La grosse anguille et la petite anguille

Publié le par Alain GYRE

 

La grosse anguille et la petite anguille (1).
(Antambahoaka)

Une petite anguille en voyant une grosse lui dit : «Comment as-tu pu arriver à une grosseur pareille?»

« En ne mangeant pas, répondit l'autre, de fer enveloppé de viande (2), et en n'entrant pas dans la maison froide (3). Je me suis aussi toujours tenue éloignée des feux de nuit, de peur d'être transpercée par la fouine des pêcheurs.
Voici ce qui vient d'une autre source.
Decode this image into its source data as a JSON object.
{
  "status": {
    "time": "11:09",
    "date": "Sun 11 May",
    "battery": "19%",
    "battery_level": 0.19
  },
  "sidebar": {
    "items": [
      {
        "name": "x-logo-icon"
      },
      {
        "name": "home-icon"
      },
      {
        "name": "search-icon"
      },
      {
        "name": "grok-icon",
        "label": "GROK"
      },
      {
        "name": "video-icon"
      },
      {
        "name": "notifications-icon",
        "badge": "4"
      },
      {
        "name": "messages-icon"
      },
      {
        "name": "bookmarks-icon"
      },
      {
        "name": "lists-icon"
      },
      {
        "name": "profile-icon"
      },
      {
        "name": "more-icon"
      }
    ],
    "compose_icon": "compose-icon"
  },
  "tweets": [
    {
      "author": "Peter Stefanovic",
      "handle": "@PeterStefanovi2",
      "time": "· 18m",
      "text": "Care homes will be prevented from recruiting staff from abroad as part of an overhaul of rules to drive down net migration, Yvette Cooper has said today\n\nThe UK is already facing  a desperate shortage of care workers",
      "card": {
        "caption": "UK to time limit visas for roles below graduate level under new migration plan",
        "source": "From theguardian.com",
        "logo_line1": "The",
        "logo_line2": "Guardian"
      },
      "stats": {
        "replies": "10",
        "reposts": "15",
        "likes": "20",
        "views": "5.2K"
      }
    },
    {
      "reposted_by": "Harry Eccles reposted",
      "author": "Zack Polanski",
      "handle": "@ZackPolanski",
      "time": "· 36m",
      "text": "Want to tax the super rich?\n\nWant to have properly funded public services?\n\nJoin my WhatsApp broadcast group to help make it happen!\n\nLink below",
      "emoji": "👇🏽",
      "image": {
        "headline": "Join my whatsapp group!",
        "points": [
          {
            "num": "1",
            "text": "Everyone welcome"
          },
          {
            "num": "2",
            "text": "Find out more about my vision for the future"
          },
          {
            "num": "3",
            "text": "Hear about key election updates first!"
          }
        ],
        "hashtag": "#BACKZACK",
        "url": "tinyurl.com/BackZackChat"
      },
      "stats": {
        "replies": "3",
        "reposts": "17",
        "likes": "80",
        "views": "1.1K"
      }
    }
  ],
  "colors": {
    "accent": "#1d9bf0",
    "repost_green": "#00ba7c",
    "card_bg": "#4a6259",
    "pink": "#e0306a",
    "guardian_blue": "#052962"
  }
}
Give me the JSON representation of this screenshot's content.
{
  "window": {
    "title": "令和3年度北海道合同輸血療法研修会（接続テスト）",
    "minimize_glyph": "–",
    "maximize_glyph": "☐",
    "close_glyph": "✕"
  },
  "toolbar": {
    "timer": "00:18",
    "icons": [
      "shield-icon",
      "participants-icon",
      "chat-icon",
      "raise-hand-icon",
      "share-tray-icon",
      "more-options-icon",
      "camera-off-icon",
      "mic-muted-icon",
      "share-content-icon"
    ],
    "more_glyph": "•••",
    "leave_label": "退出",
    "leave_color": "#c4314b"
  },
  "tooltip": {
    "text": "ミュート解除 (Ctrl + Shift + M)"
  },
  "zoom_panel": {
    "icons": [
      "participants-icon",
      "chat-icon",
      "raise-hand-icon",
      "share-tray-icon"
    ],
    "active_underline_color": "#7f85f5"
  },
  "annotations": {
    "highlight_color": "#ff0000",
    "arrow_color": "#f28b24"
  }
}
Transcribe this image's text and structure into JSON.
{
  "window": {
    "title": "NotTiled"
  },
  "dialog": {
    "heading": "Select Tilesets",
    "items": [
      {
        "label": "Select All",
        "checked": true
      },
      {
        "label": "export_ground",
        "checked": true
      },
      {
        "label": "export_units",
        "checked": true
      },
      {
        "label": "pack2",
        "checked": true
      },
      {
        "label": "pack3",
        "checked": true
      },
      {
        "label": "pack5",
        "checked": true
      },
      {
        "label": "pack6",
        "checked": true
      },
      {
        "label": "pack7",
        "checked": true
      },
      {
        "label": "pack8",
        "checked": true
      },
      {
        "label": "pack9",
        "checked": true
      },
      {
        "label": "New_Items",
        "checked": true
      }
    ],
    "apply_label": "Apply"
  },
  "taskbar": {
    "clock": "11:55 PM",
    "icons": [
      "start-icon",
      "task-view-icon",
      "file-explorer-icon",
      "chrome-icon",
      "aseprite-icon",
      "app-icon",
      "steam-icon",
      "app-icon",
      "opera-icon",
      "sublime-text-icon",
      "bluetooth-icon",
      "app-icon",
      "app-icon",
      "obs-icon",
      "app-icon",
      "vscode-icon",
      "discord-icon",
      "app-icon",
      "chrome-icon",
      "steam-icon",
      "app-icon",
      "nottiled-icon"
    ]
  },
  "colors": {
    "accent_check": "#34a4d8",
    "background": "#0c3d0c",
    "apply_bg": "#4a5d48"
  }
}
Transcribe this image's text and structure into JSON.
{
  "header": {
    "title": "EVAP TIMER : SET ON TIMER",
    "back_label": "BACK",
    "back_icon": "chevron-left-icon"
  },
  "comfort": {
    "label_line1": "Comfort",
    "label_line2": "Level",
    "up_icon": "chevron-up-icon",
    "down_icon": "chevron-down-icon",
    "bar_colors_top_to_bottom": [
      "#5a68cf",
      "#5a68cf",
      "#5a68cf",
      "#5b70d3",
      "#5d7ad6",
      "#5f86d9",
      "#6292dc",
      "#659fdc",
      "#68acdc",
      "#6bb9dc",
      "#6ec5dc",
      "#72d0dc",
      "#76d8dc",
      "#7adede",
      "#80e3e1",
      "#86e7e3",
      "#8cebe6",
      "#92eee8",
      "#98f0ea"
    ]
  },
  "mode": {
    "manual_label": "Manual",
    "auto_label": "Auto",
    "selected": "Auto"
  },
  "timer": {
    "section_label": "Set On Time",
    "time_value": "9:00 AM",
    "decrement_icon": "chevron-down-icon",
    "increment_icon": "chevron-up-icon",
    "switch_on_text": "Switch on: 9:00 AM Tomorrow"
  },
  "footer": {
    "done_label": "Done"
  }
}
Si tu veux vieillir et devenir aussi grosse que je le suis, tu n'as qu'à suivre la même ligne de conduite. »

« Tu as raison, répondit la petit anguille, bien que dans son for intérieur, elle n'ajoutât aucune foi à cette explication. »

A peine s'étaient-elles quittées, que la petite anguille vit un hameçon. Une si petite chose ne saurait me faire mourir, se dit elle; et elle l'avala.

Mais le hameçon avait pénétré dans sa bouche, et elle n'arrivait pas à l'en décrocher.

La grosse anguille revenant sur ces pas, elle lui demanda conseil pour sortir de cette situation difficile, en s'excusant de n'avoir pas tenu, compte de ses avis :

« Fais la morte, lui dit la grosse anguille, et peut-être pourras tu te sauver. »

Le pêcheur arriva sur ces entrefaites ; il tire sa ligne, sort l'hameçon de la bouche du poisson et croyant qu'il était déjà mort, le pose sur la berge. Aussitôt la petite anguille regagne l'eau saine et sauve.

Peu de temps après, oublieuse de son aventure précédente, la jeune anguille entre dans
une nasse. Lorsque le pêcheur vint retirer sa nasse de l'eau, elle fit encore la morte, et put de nouveau s'échapper grâce à ce stratagème, qu'elle croyait devoir toujours réussir.

Une autre fois, un homme péchait à la torche en promenant la flamme sur l'eau. La jeune anguille s'approcha de la clarté et le pêcheur la tua d'un coup de fouine. Elle mourut pour n'avoir pas suivi les conseils de la grosse anguille.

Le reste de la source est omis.